Prepare 1.2 ml of Gibson assembly master mix as follows:
320 μl 5X ISO Buffer
+ 0.64 μl 10 U/μl T5 exonuclease*
+ 20 μl 2 U/μl Phusion polymerase
+ 160 μl 40 U/μl Taq ligase
+ _ dH20 to 1.2 ml
We took 15 ul of the mix for our Gibson, and stored the rest at -20 C in 15 μl aliquots. We calculated the required amount of each insert to put on the Gibson mix, and made a separate tube called “gBlock mix” containing the required concentration of each gBlock in 100 uL.

Titre du tableau

Component (size)	[PCR product]	Quantity required for Gibson	Volume put in “gBlock mix”
vA-1.1 (701 bp)	84 ng/uL	13 ng	15.5 uL
vA-1.2 (654 bp)	120 ng/uL	13 ng	10.8 uL
vA-2 (1560 bp)	126 ng/uL	25 ng	19.8 uL
vA-3 (1530 bp)	129 ng/uL	25 ng	19.4 uL
vA-4 (1584 bp)	108 ng/uL	25 ng	23.1 uL
plasmid HO-Poly-KanMX4-HO (6 kb)	103 ng/uL	100 ng	-



The “gBlock mix” contained 88,6 uL with all the gBlocks, and we added 11.4 uL of water to reach 100 uL.
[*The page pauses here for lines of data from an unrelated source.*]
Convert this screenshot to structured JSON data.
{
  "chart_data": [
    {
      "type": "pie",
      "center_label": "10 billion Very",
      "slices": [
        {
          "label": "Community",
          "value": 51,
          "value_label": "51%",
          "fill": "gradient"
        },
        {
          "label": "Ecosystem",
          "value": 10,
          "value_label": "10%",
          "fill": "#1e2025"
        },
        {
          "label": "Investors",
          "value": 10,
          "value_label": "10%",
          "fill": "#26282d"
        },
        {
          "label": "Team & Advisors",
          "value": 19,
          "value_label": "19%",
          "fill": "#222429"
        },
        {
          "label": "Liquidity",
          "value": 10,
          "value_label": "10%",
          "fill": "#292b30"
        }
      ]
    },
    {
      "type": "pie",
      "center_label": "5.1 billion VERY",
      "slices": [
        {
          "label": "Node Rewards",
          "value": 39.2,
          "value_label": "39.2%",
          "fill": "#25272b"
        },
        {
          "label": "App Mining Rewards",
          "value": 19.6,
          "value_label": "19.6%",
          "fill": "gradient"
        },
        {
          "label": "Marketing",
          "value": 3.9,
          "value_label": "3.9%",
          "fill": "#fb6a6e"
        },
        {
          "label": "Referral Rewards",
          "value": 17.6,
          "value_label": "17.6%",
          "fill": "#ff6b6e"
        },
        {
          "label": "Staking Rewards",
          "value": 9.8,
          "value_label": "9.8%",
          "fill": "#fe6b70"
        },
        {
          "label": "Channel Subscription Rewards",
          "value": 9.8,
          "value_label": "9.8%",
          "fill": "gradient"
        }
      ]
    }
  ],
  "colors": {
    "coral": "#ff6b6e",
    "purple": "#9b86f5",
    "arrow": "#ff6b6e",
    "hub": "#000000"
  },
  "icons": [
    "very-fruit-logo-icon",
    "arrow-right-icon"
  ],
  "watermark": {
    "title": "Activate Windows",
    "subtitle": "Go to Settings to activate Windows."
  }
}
The final Gibson mix contained:
• 15 uL Gibson master mix
• 1 uL HO plasmid at 100 ng/uL
• 1 uL “gBlock mix”
• 3 uL water
Total = 20 uL.

The solution was put at 50°C for 60 minutes, then stored at 4°C overnight.

Aug. 7th

Transformation
We transformed by electroporation an E. Coli (NEB turbo) that was kept at -80°C, with our Gibson product, and also with the HO-Poly-KanMX4-HO vector alone to make a control. The electroporation was realised following the electroporation protocol described in the protocol page of the wiki. The bacteria recovered for 3 hours in SOC media after the electroporation. 100uL of the bacterial cultures were then plated on LB with or without Amp with different concentrations: 10^-1 10^-2 and 10^-3

Aug. 8th

Results
We didn’t have any colonies after the overnight culture of the cells transformed with the Gibson product. The E. Coli transformed with the HO-Poly-KanMX4-HO vector alone did grow very well (a lawn of bacteria on the plates with the 10^-1 and 10^-2 dilutions and more than 100 CFU on the 10^-3 plate.

Interpretation
What most likely happen is that the Gibson assembly failed.
Or maybe the Gibson Assembly worked, but we shouldn’t have kept the product overnight before transforming E. Coli with it. Now the plan is to make all the PCR again

plan of the PCR

• gBlock 1.1 with primers o15.141 and o15.144
• gBlock 1.2 with primers o15.119 and o15.120
• gBlock 2 with primers o15.127 and o15.128
• gBlock 3 with primers o15.129 and o15.130
• gBlock 4 with primers o15.131 and o15.132
• HO-Poly-KanMX4-HO with primers o15.135 and o15.143

results of the PCR

• migration on a gel
• 5uL of each sample was mixed with 1uL of loading dye then run on a gel with TAE for 20 min


Results

• 1uL of each sample was nanodroped and the concentrations are shown below

Case of the gBlock 3

because it does not amplify well and is showing signs of unspecific binding we are performing a gel purification on this gBlock.

PCR and gel purification


6 tubes of 100 uL were made following the PCR protocol described in the protocol part of the wiki (with elongation time=1:30 min, enzyme=phusion, 35 cycles, 57°C annealing temperature)
PCR product is then put on a gel to migrate and extracted using the gel purification protocol that is presented in the protocol page of the wiki.
all the product is then purified using the PCR purification protocol described in the wiki.
the concentration of the DNA is then checked using the nanodrop.